Pic 3 is a photo of the room. My son has still not moved his stuff out, so I am trying to work in a narrow corridor to reach this space. Sigh. (Of course,my construction waste is not part of the problem!  )

Next, and hopefully tomorrow- mixing/moistening/warming the soil layer, adding the top layer, and putting in the hide moss. When this is all done and the temps are where I want them, they will be ready to move in!


----------



## fishtanker (Oct 6, 2009)

That looks like a nice place for your gang to hang out in the winter. I love to see when people do what is right for their torts.


----------



## Madkins007 (Oct 7, 2009)

The attached photos show the latest changes...

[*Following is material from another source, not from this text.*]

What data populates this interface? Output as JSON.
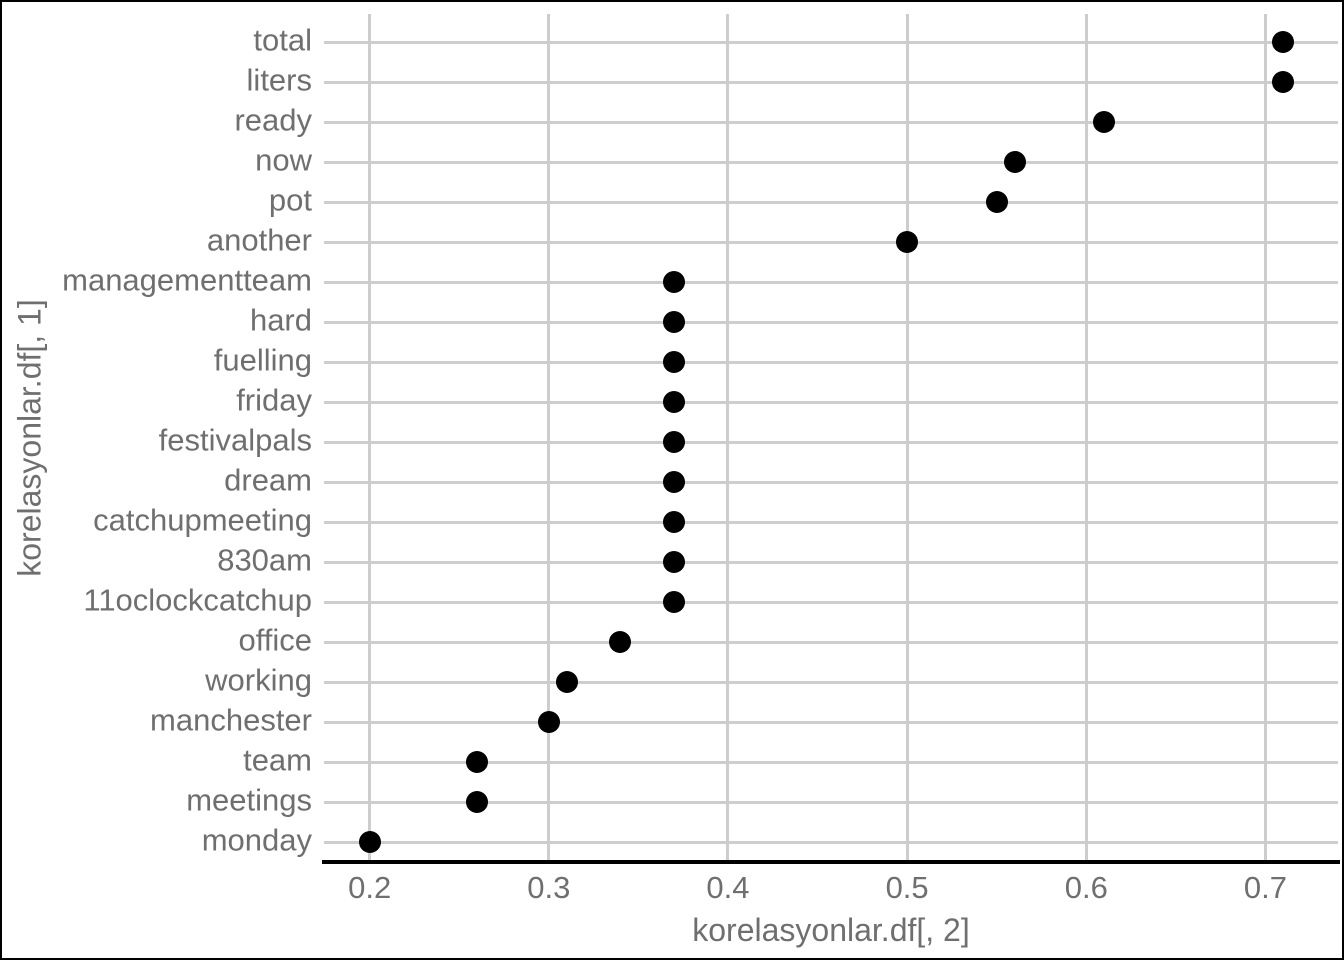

Photo 1 shows the soil layer in place (3 bags of clean, organic topsoil, a big bag of shreddeed sphagnum moss, a bag of hardwood mulch, and most of a bag of sand. The photo focuses on a hill in the far back corner.

Photo 2 shows the shredded Cypress mulch on top. One bag took care of it. There are also, at this point, three bags of dampened Mosser Lee in the hide on the opposite end. The hide has a supplemental heating pad attached to one wall to offset the fact that it shares outside walls and is partially insulated from the rest of the room.

Photo 3 shows the 'activity area' in the middle of the space- water saucer, a couple live plants, and a flat rock. To the left is the hill, to the right is the hide.

By this time, I have added about 3-4 gallons of water to the soil, and misted the place heavily with warm water. A 'shop heater' with a thermostat is proving supplemental heat to the room to keep it at 80-85 overall.

MOVING DAY! I could not keep them in the other small habitats any more. Within minutes of transferring the herd, I was enjoying several naturalistic behaviors.

Photo 1 (or 4 if this adds to the previous post) shows a couple of them wandering around. The big one is Oscar, at 10"SCL and Mylo (almost 8" SCL) is along the back wall.

#2 (or 5) shows Oscar, Mylo and one of my young'uns, Rana at 6" SCL exploring the hide area.

#3 (6?) shows my littlest, Quip (4.5"SCL) soaking as Oscar walks past.

#4/7 shows Quip eating the Flowering Kale I planted as Oscar and Pele, my 8.25" pyramided when I got him male, continue exploring. 

#5/8 is Mylo taking a big drink, head fully submerged. You can see a little of Mylo's mottling, but since I was misting part of the pen at the time, the water is making a dark/light pattern that hides most of it. Or, you WOULD see it but apparently I have exceeded the allotment. 

NEXT: Hot spots, more plants, and a secondary hide or two.



fishtanker said:


> That looks like a nice place for your gang to hang out in the winter. I love to see when people do what is right for their torts.



Thanks! So, how do you house your dozen or so in the winter?



fishtanker said:


> That looks like a nice place for your gang to hang out in the winter. I love to see when people do what is right for their torts.



Thanks! So, how do you house your dozen or so in the winter?


----------



## Yvonne G (Oct 7, 2009)

That's great! I have to admit, when you first started, I wasn't real sure about the blue tarp liner, but you were able to straighten it out real nice. The tortoises are going to be very happy in there for the winter!

Yvonne

(In the picture with all your son's stuff...looks like he has my hoarding problem!!)


----------



## Isa (Oct 8, 2009)

Really nice enclosure! You did a very good job and I am sure your torts are super happy


----------



## terryo (Oct 9, 2009)

That came really good Mark...I like the cut up strips for a doorway.


----------



## Madkins007 (Oct 9, 2009)

emysemys said:


> That's great! I have to admit, when you first started, I wasn't real sure about the blue tarp liner, but you were able to straighten it out real nice. The tortoises are going to be very happy in there for the winter!
> 
> Yvonne
> 
> (In the picture with all your son's stuff...looks like he has my hoarding problem!!)



Yeah, the blue tarp was not my first choice, but the economics of scale forced me to look for a cheaper solution than I was going to use originally. We'll see how it holds up!

Isa and Terryo- thanks!

They went in on Wednesday night, and Friday morning they were looking like old timers in there!


----------



## f burkart (Oct 17, 2009)

wow nice set up 

p.s your little redfoot is adorable


----------